Your descendants will be like the dust of the earth, and you will spread out to the west and to the east, to the north and to the south. All peoples on earth will be blessed through you and your offspring.

I am with you and will watch over you wherever you go, and I will bring you back to this land. I will not leave you until I have done what I have promised you."
— Genesis 28:10-15, New International Version

After waking up, Jacob exclaimed, "How awesome is this place!
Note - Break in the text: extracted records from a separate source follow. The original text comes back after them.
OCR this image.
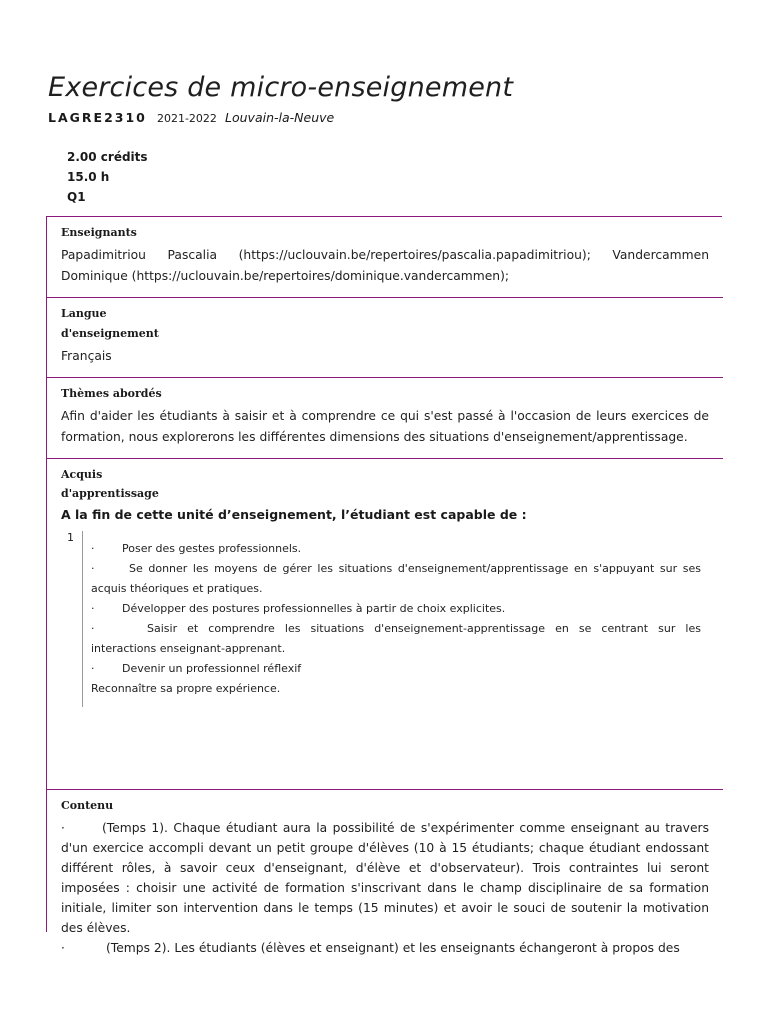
Exercices de micro-enseignement
LAGRE2310 2021-2022 Louvain-la-Neuve
2.00 crédits
15.0 h
Q1
Enseignants
Papadimitriou Pascalia (https://uclouvain.be/repertoires/pascalia.papadimitriou); Vandercammen Dominique (https://uclouvain.be/repertoires/dominique.vandercammen);
Langue
d'enseignement
Français
Thèmes abordés
Afin d'aider les étudiants à saisir et à comprendre ce qui s'est passé à l'occasion de leurs exercices de formation, nous explorerons les différentes dimensions des situations d'enseignement/apprentissage.
Acquis
d'apprentissage
A la fin de cette unité d’enseignement, l’étudiant est capable de :
1
·	Poser des gestes professionnels.
·	Se donner les moyens de gérer les situations d'enseignement/apprentissage en s'appuyant sur ses acquis théoriques et pratiques.
·	Développer des postures professionnelles à partir de choix explicites.
·	Saisir et comprendre les situations d'enseignement-apprentissage en se centrant sur les interactions enseignant-apprenant.
·	Devenir un professionnel réflexif
Reconnaître sa propre expérience.
Contenu
·	(Temps 1). Chaque étudiant aura la possibilité de s'expérimenter comme enseignant au travers d'un exercice accompli devant un petit groupe d'élèves (10 à 15 étudiants; chaque étudiant endossant différent rôles, à savoir ceux d'enseignant, d'élève et d'observateur). Trois contraintes lui seront imposées : choisir une activité de formation s'inscrivant dans le champ disciplinaire de sa formation initiale, limiter son intervention dans le temps (15 minutes) et avoir le souci de soutenir la motivation des élèves.
·	(Temps 2). Les étudiants (élèves et enseignant) et les enseignants échangeront à propos des
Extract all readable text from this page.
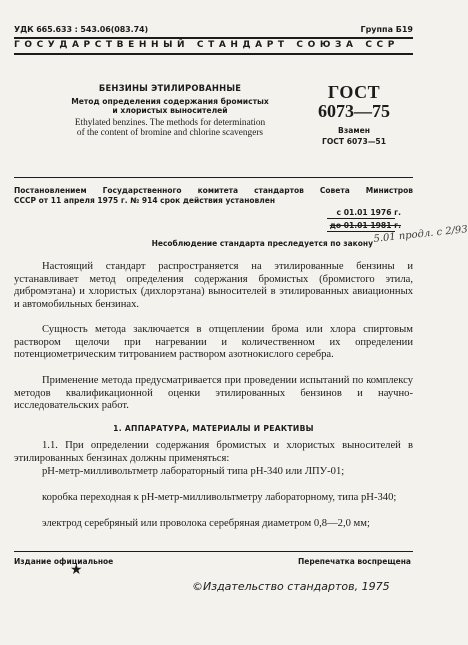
УДК 665.633 : 543.06(083.74)	Группа Б19
ГОСУДАРСТВЕННЫЙ СТАНДАРТ СОЮЗА ССР
БЕНЗИНЫ ЭТИЛИРОВАННЫЕ
Метод определения содержания бромистых
и хлористых выносителей
Ethylated benzines. The methods for determination
of the content of bromine and chlorine scavengers
ГОСТ
6073—75
Взамен
ГОСТ 6073—51
Постановлением Государственного комитета стандартов Совета Министров
СССР от 11 апреля 1975 г. № 914 срок действия установлен
с 01.01 1976 г.
до 01.01 1981 г.
Несоблюдение стандарта преследуется по закону 5.01 продл. с 2/93
Настоящий стандарт распространяется на этилированные бензины и устанавливает метод определения содержания бромистых (бромистого этила, дибромэтана) и хлористых (дихлорэтана) выносителей в этилированных авиационных и автомобильных бензинах.
Сущность метода заключается в отщеплении брома или хлора спиртовым раствором щелочи при нагревании и количественном их определении потенциометрическим титрованием раствором азотнокислого серебра.
Применение метода предусматривается при проведении испытаний по комплексу методов квалификационной оценки этилированных бензинов и научно-исследовательских работ.
1. АППАРАТУРА, МАТЕРИАЛЫ И РЕАКТИВЫ
1.1. При определении содержания бромистых и хлористых выносителей в этилированных бензинах должны применяться:
рН-метр-милливольтметр лабораторный типа рН-340 или ЛПУ-01;
коробка переходная к рН-метр-милливольтметру лабораторному, типа рН-340;
электрод серебряный или проволока серебряная диаметром 0,8—2,0 мм;
Издание официальное	Перепечатка воспрещена
★
©Издательство стандартов, 1975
This is none other than the house of God; this is the gate of heaven." Subsequently, he called the place Bethel, which translates to "House of God". He set up the stone he had slept on as a pillow, and consecrated it. He also made a vow to God in reference to his eventual return.

==Other traditions==

Some Scottish legends surrounding the Stone of Scone, traditionally used for coronations of Scottish kings in the High Middle Ages, have identified this stone with the Stone of Jacob. Supposedly the Stone of Jacob was brought to Ireland by the prophet Jeremiah and thence to Scotland. The 17th-century writer John Speed, describing the coronation of James I, calls the stone at Westminster Abbey by the Latin name, saxum Jacobi.

These legends also feature prominently in British Israelism a belief system that holds the British royal family is descended from King David. From 1308 to 1996, the Stone of Scone rested in the King Edward's Chair at Westminster. On 23 December 2020 it was announced by the Scottish Government that the stone is to be relocated to a newly renovated 'Hall of Destiny' in Perth's city centre, only a few miles from Scone.